In his veto message, the governor specifically downplayed the use of handguns for self-defense, to which American Rifleman responded, “readers […] may seriously question just how much alive to important public-welfare problems involving the citizens of his own state Governor Roosevelt has been, in failing to investigate how much theory there is in the self-protection afforded by a good gun in the hands of a man who knows how to use it.” NRA also criticized the “czarist-type police supervision, discrimination and political byplay” attendant to exercising one’s rights in New York.
The May 1936, American Rifleman included a letter from a Brooklyn NRA member that ran with the title “How the Sullivan Law Works.” The member explained that despite his status as a law-abiding businessman with impeccable references, he was unable to secure a carry permit. The member lamented, “You would almost think that criminal lords have such powers that they have issued instructions to the New York Police Department to refuse permits for pistols to all legitimate citizens, so that robbing will not be such a hazardous occupation.” Perhaps foretelling of current New York County District Attorney Alvin Bragg, the member went on to state, “They’ll soon be creating a Society for Prevention of Cruelty to Thieves and Robbers, here in New York.”
A quarter-century later, American Rifleman revisited the history of the Sullivan Law in an April 1962 article titled, “The Sullivan Law: The origin and complexity of New York State’s concealable weapons law.” Identifying the constitutional defect in the law, the piece explained, “The license-issuing authority […] has almost unlimited discretionary power in passing upon a licensing application. Thus, he may, and frequently does, deny an applicant fully qualified in every respect on the arbitrary ground that he does not choose to issue a license.”

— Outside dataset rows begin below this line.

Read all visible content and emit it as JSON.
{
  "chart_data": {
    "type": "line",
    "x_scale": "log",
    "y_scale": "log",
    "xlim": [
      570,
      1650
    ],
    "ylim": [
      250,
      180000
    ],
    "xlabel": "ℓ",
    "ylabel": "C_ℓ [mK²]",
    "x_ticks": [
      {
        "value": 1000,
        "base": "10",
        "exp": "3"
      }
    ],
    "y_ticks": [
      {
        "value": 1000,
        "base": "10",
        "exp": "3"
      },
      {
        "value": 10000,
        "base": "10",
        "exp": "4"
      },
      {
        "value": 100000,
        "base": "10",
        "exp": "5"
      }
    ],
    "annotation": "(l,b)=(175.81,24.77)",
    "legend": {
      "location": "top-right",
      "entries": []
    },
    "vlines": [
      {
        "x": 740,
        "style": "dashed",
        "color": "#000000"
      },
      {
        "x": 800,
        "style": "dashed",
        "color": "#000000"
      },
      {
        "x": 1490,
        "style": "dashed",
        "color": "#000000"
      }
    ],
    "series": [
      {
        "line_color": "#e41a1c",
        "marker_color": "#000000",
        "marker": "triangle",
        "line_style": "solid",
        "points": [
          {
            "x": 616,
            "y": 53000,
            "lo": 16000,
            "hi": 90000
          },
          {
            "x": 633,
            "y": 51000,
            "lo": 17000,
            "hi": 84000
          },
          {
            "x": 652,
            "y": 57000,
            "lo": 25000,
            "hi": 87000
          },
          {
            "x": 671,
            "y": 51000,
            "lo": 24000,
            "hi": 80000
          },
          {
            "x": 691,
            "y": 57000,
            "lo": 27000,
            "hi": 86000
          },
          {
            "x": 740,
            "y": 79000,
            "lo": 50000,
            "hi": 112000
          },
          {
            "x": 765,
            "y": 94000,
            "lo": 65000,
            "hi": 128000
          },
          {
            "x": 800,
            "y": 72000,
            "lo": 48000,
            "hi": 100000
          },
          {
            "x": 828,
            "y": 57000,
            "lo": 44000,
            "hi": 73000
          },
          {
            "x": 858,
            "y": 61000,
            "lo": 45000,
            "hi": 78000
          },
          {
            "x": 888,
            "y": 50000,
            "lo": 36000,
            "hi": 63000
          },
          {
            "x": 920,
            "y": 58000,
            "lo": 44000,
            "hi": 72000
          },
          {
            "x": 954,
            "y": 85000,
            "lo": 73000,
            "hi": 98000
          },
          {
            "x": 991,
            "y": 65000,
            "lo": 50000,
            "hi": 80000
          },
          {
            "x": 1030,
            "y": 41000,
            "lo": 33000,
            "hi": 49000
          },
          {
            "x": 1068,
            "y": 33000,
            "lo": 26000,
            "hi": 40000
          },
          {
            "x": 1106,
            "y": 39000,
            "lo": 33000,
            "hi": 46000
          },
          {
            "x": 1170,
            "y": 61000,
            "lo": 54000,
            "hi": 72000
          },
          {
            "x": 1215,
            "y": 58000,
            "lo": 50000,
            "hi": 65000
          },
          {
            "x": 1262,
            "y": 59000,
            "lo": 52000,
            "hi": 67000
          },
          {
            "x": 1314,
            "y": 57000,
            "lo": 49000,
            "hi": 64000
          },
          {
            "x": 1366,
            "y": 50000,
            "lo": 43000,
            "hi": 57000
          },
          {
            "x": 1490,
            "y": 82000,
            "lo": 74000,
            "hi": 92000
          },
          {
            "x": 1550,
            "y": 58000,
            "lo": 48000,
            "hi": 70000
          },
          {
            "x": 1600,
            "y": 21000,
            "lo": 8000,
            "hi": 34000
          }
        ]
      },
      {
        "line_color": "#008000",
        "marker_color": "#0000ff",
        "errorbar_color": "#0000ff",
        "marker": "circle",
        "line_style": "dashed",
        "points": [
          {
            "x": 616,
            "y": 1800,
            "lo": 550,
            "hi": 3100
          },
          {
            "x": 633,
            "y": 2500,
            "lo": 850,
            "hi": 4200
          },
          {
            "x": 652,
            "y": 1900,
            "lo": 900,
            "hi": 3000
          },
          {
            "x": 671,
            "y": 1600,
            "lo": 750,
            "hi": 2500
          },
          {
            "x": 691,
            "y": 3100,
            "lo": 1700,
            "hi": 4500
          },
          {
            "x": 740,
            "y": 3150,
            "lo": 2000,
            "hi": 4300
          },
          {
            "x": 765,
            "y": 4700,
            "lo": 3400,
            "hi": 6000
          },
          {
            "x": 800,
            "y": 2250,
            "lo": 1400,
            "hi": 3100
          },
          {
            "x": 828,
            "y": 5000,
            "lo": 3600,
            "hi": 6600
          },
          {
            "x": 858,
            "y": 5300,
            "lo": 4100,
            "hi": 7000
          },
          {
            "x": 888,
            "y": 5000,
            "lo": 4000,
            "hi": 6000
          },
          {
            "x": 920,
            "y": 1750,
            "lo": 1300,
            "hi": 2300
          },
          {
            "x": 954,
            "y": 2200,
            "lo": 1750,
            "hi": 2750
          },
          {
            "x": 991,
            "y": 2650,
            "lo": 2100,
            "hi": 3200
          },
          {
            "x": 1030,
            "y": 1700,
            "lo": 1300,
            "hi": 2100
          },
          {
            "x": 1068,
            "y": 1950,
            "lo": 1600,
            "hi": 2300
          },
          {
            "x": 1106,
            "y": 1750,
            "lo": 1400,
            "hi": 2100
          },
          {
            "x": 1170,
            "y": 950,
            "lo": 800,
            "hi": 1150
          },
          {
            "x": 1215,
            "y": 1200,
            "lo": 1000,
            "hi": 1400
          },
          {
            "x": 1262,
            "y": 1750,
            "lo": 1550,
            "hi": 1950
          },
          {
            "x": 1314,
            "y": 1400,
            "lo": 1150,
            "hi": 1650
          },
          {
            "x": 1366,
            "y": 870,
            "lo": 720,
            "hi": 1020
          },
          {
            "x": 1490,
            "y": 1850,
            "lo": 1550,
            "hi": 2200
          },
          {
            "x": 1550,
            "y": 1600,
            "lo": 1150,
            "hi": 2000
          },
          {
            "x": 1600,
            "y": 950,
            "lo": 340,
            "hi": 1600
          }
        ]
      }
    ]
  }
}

Another portion of that item pointed out, “Once a bad law is on the books, it’s terribly difficult to get it off.” With the Sullivan Law, that proved to be an understatement. However, thanks to the resolute efforts of NRA members over the course of the last century, the end of discretionary carry licensing is at hand.
Sadly, some anti-gun politicians have reacted to the Bruen decision by defying the Court and enacting new unconstitutional gun-control measures. These intransigent officeholders could learn something from history. NRA members will continue to work to undo their unjust policies, no matter how long it takes.